Although archaeology has borne out the accuracy of the Holy Scriptures again and again, the Bible still has its critics and detractors. Yet there is another and even greater form of evidence that testifies to its impeccability — its power to change lives for the better.
The late evangelist Dr. Harry Ironside in Random Reminiscences tells the story of how once he was asked to share his personal testimony of faith in Christ with a group of Salvation Army workers in San Francisco. Ironside accommodated the request and listening that day was one of the early socialists who had made a name for himself by lecturing not only for socialism, but also against Christianity. After Ironside had given his testimony, the man politely handed him a card that read: "Sir, I challenge you to debate with me the question: 'Agnosticism versus Christianity' in the Academy of Science Hall next Sunday afternoon at four o'clock. I will pay all expenses."
Ironside agreed to the debate on the condition the man would bring to the meeting at least two persons with certain qualifications who could prove skepticism in the Bible and Christianity had real value in changing a life and building true character. He must bring a man and a woman, Ironside insisted, who were real "down and outers" — drunkards, or criminals, or pedophiles — persons who had been in the grip of some powerfully self-destructive habit and were a threat or menace to their family and community but were forever changed — rehabilitated as a credit to society; living a clean, virtuous, happy life — all because they had become an agnostic. Naturally, the man who made the challenge declined his earlier invitation for debate because of his inability to meet Dr. Ironside's conditions.
In a day when Americans are looking for "change they can believe in," both the written Word of God and the Living Word of God, Jesus Christ, provide that change. What's disconcerting, however, is the nation seems to be looking everywhere for change except for where it really can and always has been found — in those teachings from the Bible that have been tested and tried in every generation and always found more than sufficient for life's challenges.

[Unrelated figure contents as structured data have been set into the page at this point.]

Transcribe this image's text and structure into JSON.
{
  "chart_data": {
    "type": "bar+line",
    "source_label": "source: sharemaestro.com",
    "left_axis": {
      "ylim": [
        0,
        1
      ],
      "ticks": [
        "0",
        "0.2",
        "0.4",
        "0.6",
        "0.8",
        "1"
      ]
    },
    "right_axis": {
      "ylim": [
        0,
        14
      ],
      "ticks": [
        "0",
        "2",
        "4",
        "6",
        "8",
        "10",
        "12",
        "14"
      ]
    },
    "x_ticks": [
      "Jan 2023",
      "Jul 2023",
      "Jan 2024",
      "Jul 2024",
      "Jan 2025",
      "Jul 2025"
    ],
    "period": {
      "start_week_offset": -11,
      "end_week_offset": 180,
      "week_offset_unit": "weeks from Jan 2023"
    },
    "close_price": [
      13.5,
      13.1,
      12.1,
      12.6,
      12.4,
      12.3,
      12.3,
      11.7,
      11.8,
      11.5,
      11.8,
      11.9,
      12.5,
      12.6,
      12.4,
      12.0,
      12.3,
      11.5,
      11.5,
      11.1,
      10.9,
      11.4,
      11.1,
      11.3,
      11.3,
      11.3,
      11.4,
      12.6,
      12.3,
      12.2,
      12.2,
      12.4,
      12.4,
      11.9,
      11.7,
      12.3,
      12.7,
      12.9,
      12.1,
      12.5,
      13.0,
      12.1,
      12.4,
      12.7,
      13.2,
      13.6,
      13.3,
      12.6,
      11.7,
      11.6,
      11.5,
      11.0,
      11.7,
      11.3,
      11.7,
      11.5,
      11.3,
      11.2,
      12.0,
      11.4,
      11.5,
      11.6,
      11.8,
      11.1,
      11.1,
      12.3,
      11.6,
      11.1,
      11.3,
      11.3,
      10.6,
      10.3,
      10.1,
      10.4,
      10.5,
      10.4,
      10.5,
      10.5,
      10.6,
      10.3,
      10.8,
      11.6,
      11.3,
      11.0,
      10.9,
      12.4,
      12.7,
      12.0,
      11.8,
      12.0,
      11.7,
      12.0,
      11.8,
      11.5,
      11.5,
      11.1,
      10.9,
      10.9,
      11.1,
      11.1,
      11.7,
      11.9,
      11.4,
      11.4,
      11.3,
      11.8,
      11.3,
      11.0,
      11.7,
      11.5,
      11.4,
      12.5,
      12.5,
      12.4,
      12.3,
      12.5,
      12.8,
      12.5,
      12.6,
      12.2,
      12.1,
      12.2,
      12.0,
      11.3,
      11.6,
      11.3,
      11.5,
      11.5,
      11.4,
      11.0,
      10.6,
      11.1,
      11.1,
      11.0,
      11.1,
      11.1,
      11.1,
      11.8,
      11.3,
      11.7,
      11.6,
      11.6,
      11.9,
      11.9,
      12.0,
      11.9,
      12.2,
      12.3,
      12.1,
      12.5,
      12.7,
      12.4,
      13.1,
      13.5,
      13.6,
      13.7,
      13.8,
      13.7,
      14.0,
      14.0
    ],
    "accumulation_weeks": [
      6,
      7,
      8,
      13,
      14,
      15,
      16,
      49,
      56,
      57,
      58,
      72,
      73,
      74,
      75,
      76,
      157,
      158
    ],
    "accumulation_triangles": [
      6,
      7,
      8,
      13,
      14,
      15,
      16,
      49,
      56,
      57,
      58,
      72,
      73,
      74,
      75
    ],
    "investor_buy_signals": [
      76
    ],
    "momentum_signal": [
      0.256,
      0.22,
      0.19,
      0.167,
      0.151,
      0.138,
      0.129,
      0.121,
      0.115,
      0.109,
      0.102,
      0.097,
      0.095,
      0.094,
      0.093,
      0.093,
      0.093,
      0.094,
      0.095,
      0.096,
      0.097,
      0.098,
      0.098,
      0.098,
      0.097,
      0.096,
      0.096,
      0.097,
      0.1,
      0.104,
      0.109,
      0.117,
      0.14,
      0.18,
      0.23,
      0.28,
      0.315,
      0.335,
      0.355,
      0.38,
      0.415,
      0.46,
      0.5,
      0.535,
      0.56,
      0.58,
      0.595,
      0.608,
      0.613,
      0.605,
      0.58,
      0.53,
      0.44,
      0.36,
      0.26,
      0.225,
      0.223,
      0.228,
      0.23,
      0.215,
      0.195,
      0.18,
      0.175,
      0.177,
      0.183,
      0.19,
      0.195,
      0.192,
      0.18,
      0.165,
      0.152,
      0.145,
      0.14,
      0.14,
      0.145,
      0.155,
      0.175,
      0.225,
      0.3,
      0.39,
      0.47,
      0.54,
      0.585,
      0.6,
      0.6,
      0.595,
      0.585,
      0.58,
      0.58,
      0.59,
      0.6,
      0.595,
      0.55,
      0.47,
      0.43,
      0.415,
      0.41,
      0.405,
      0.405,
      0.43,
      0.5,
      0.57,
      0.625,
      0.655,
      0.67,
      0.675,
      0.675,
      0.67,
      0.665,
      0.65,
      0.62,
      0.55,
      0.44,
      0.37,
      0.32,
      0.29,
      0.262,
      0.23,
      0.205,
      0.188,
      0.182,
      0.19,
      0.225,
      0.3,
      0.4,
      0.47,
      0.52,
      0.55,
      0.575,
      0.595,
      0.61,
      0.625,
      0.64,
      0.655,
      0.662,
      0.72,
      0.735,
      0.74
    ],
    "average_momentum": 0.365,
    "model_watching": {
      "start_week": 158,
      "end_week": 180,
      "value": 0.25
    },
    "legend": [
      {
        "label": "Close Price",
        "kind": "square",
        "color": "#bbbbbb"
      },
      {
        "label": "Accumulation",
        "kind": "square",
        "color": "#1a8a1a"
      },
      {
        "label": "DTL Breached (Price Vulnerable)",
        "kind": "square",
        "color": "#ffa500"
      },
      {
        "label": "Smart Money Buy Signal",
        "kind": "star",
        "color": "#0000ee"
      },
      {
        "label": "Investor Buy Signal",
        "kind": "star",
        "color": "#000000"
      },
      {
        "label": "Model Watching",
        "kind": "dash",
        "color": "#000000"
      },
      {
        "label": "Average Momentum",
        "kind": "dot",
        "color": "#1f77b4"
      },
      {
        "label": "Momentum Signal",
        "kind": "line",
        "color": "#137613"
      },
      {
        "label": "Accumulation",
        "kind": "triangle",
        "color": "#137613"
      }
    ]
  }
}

John Adams, who became the nation's second president once, wrote:
"Suppose a nation in some distant region should take the Bible for their only law book, and every member should regulate his conduct by the precepts there exhibited! Every member would be obliged in conscience, to temperance, frugality, and industry; to justice, kindness, and charity towards his fellow men; and to piety, love, and reverence toward Almighty God...What a Utopia, what a Paradise would this region be."
In sum, the Dead Sea Scrolls exhibit recently in North Carolina, which now moves to Toronto, Canada, is just another one of the many witnesses that the Bible and its message is reliable and worthy of adherence.